Family Gamer: Controlling your eMotions
This week Paul looks at the state of gaming controls, what can we learn from the success of Wii?
Family games live or die by their controls, and motion controls even more so. Why is it that games like Boom Blox are so instinctive and intuitive, when others like SSX Blur are so forced and laboured? For me it’s that one-to-one freeform movement that brings the magic and makes the games come to life.
Video Games are often at the cutting edge of technology. The latest innovation to sweep the game playing masses is the motion controller. This takes six tiny accelerometers and uses them to work out how the controller is moving in real space.
The first time you take hold of the Wii's TV remote styles control, or the Playstation 3's Sixaxis controller, and play a game just my tilting and waggling the experience is almost magical.
After the success of Wii Sports and Warhawk PS3 a slew of similar games started hitting store shelves. However, these are often less successful as they imitate the real innovations, and lack the investment, of the system selling launch games. After trawling through these various titles the last year, I thought I might try and shed some light on what makes or breaks these gesture based games.
For me the joy of controlling a game by movement alone is the simplicity and directness of the experience. The cause and effect gap that usually separates me from the game starts to disappear. The ball is hit towards me in Wii-Sports, so I simply wait for it to arrive then swing my racket to return it. No buttons, no training, no thinking, just me and the game working together.
This is best delivered when the controller’s motion match real life. Their beauty is that they are flexible enough to be shaped to fit the game you are playing. If these gestures are also in sync with, performed at the same time as, the game world you have a pretty special experience on your hands. Even though the controller might struggle at times, if it generally matches the movements you make you can start to play the game more instinctively. No one has to tell you how or what to play, the freedom of the controls simply invites experimentation.
Games that haven’t had the time and money to develop these nuances usually revert to using waggles in place of button presses and stick movements. For me, this makes a mockery of having a motion controller. What’s more, the game would usually be better without the motion controls. Waggling is a rough science, and one not suited for accurate schemes that have been designed for button presses.
Golf games on the Wii present an interesting dichotomy. Some, such as the recent (and by no means poor) We Love Golf from Capcom provide a swing that is based on the player matching their motion to the on screen guide. This takes the usual button presses and replaces them with movements. Others, such as Tiger Woods throw the old control schemes out and simply ask that you swing the Wii-mote like you would a club.

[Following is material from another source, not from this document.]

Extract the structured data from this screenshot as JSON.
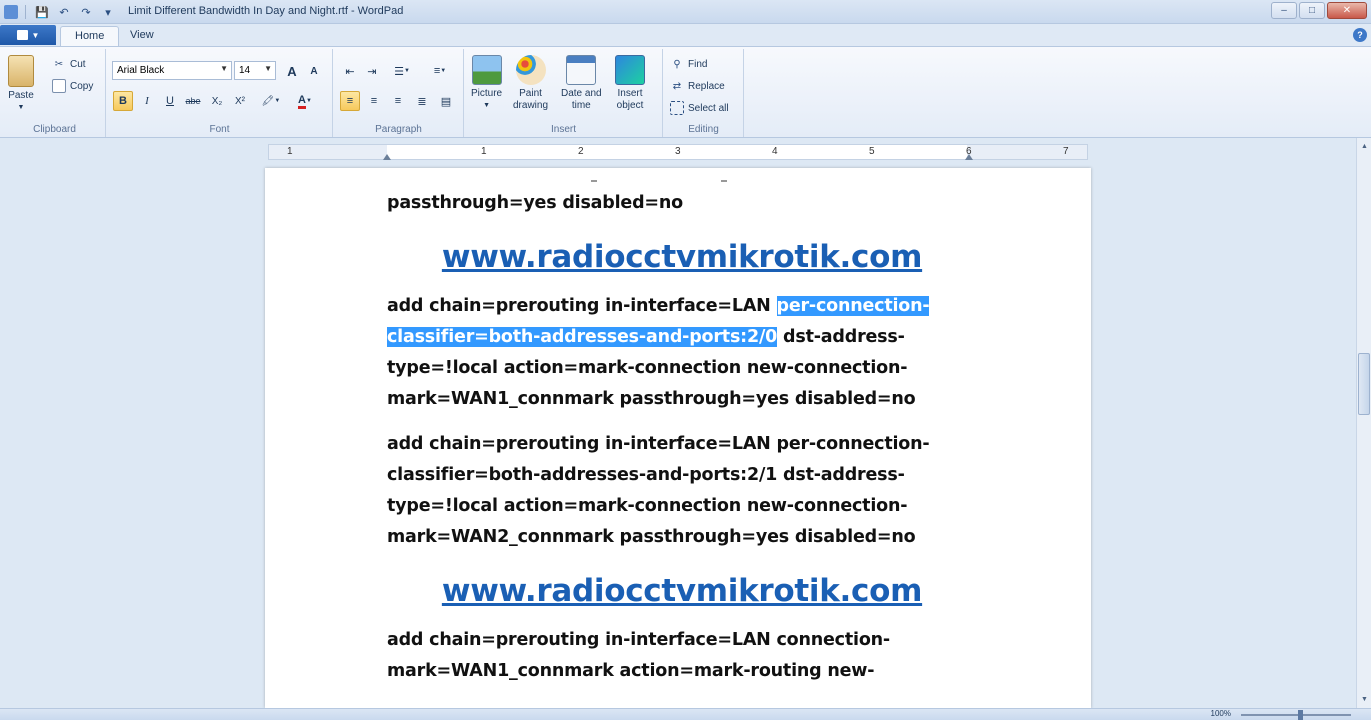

Both these games provide polished enjoyable experiences and have obviously thought carefully about their controls. But for me the joy of the Tiger Woods free swing mechanic simply eclipses any other golf game controls. So much so, that I ended up selling my graphically superior 360 version simply because I couldn't bear playing it without the instinctive motions. And this is in-spite of the 08 version of Tiger on Wii being a pretty ropey game. Playing with some friends through the winter, we often encountered bugs that resulted in miss-scored holes, inaccurate ball lie and the odd crash. But we were happy to persevere because it was such fun to hit the ball.
This one-to-one real life motion control is few and far between, and for good reason. To produce a game like this requires a team devoted to refining the controls over the life of the development. Many were worried about the added cost of PS3 and 360 high definition graphics and surround sound. Ironically then, it is getting those Wii controls right that will cost the savvy teams most dearly. But make the investment here and the game is simply easier and more enjoyable to play. For a family audience this is invaluable as we can all genuinely enjoy video games together.
You may have noticed that I like to make a bit of a song and dance about games get these controls right in my reviews. Of recent note has been the brush painting in Okami, the one-to-one block nudging wonders of Boom Blox, the well matched motions of Family Ski and the excellent badminton sensitivity of Sports Island. These games are a handful out of the hundreds on offer that simply wouldn’t be as much fun without motion controls. Although they often cost a little more than the movie tie in, or cross platform re-releases, their hand crafted controls create a whole different experience to the tick the box waggling of less devoted developers.